In relation to the ‘teacher’ posture adopted during the prevention workshop, some myths are to be considered while designing the educative tool and the storytelling. Most of the failures which lead to inefficiency of the health promotion come from the myth that “people are empty vessels into which you can simply poor information” (Unicef, 1999). Secondly, the caregiver shouldn’t take for granted that new ideas replace old ideas. Then, the ‘knowing means doing’ pitfall remind us that the promotion must be practical to engage women for assimilating information and change their habits.

Chapter 3. From an Ethics of care to an Ethics of Design Ethics of care

The care practices have evolved towards better consideration of psychological aspects and the relation of care took a central role, developing a certain ethics. Nowadays, ethics committee37 guarantee the patient’ respect by defining morales virtues that caregivers must respect to ensure a decent and human-centred care. Likewise, the patient must be involved in an ‘ethics of learning’ or ‘self-construction’38 to be self-aware and take ownership on seeking help, have hygienic habits… Therefore, both caregiver and designer must be empathic to ease the care relation. Lévinas39 stated that the solicitude is the base of a ‘ethics of care’. It is the ability for a person to be careful with the suffering of someone else in a reciprocal exchange. It symbolises a shared active participation in opposition to the unilateral practice of care. He also said that the confrontation with the vulnerable triggers the feeling of responsibility for other, therefore, design has a responsibility to care of others.
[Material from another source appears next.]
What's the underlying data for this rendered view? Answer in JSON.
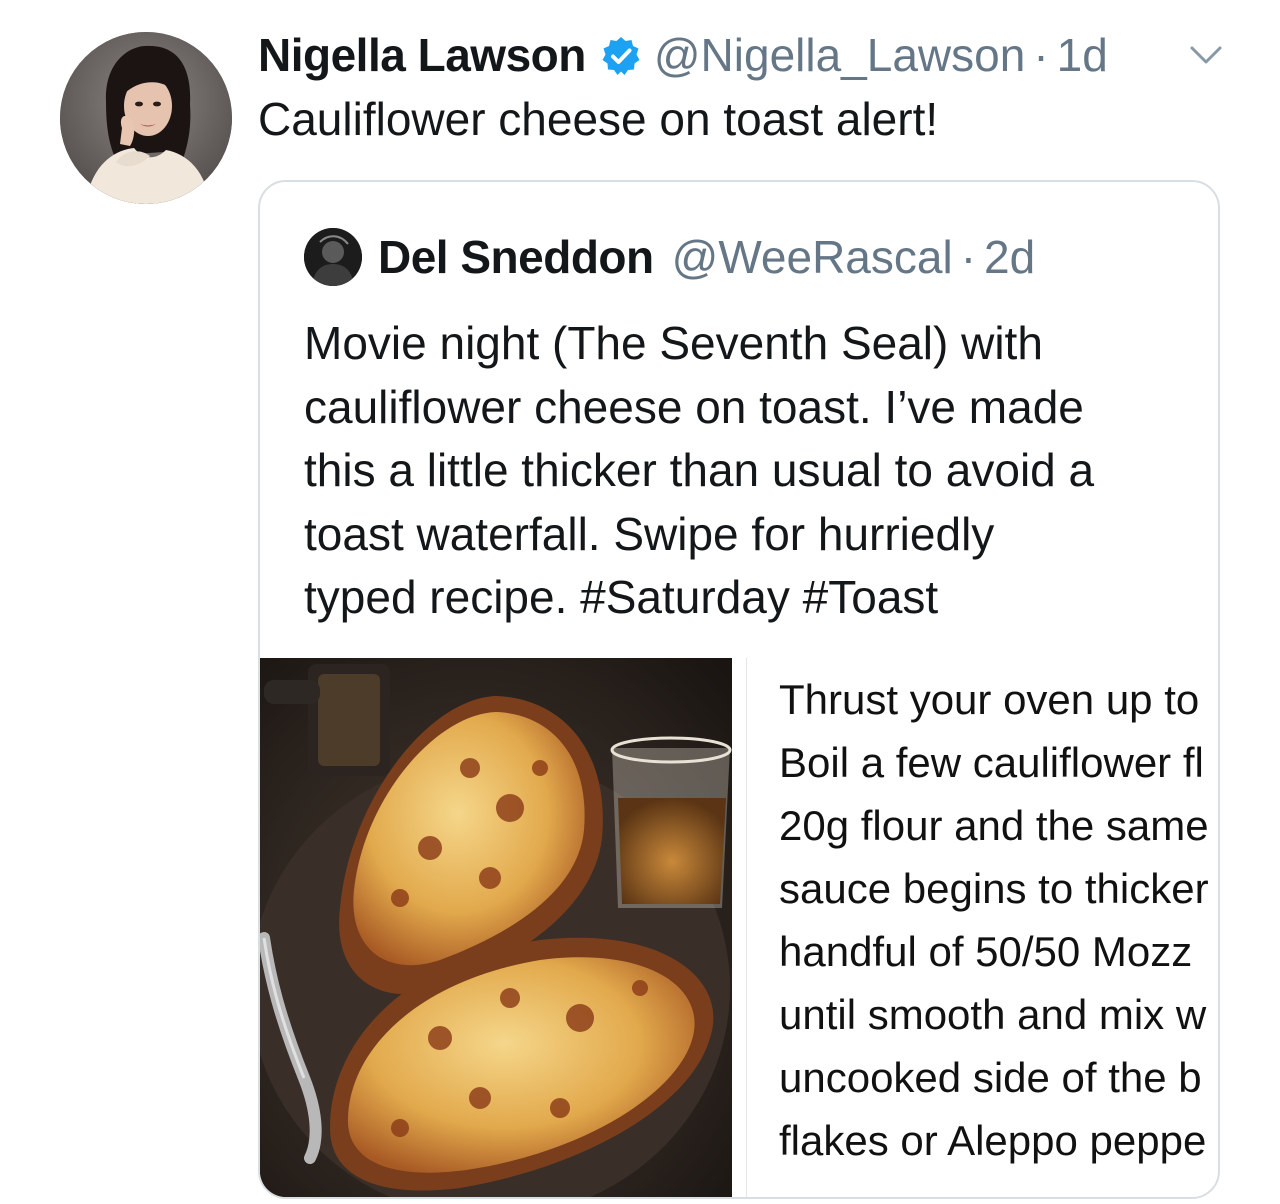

(Figure 5 : Tin Can radio, Papanek, V., 1965)

Profit or common good?

“You have to make up your mind either to make money or to make sense, if you want to be a designer” (Papanek V., 1984). He stated that designers aren’t giving enough time for those issues and asked a bigger participation for mankind in need. For him, it is a consequence of design’ studies which don’t broad enough ecological, social, political issues, therefore, don’t teach to be aware about non traditional topics of the design’ world. Moreover, in this context, a paradox occurs between the social purpose and the outcome of the project which may be commercialised. Hence, a balance between the research of progress and the inevitable profit must be found according to Guellerin C.40. Ethically thinking, should designers commercialised social projects or develop them as open-source solutions adaptable in other needy contexts? It questions again the scaling up of a social innovation that Lloyd Wright F. qualified as the greatest threat to social meaning.41

Designer as caregiver - A step back from the traditional designer’ role

Another ethical issue occurs while designing to help communities : the choice of aesthetics. “Good taste is an invention of designers” (Papanek V., 1984). He criticised openly designer’ posture like master of the aesthetics forcing to adopt their vision of good taste. As such, the Tin-Can radio42 for the third world is deprived of strong aesthetics which allows the future users make it his/her own by customisation. By this, he avoided to bring an aesthetics that could not be understood, hence reducing the possibility of creating a feeling of ownership. Thus, he bypassed the notion of good taste.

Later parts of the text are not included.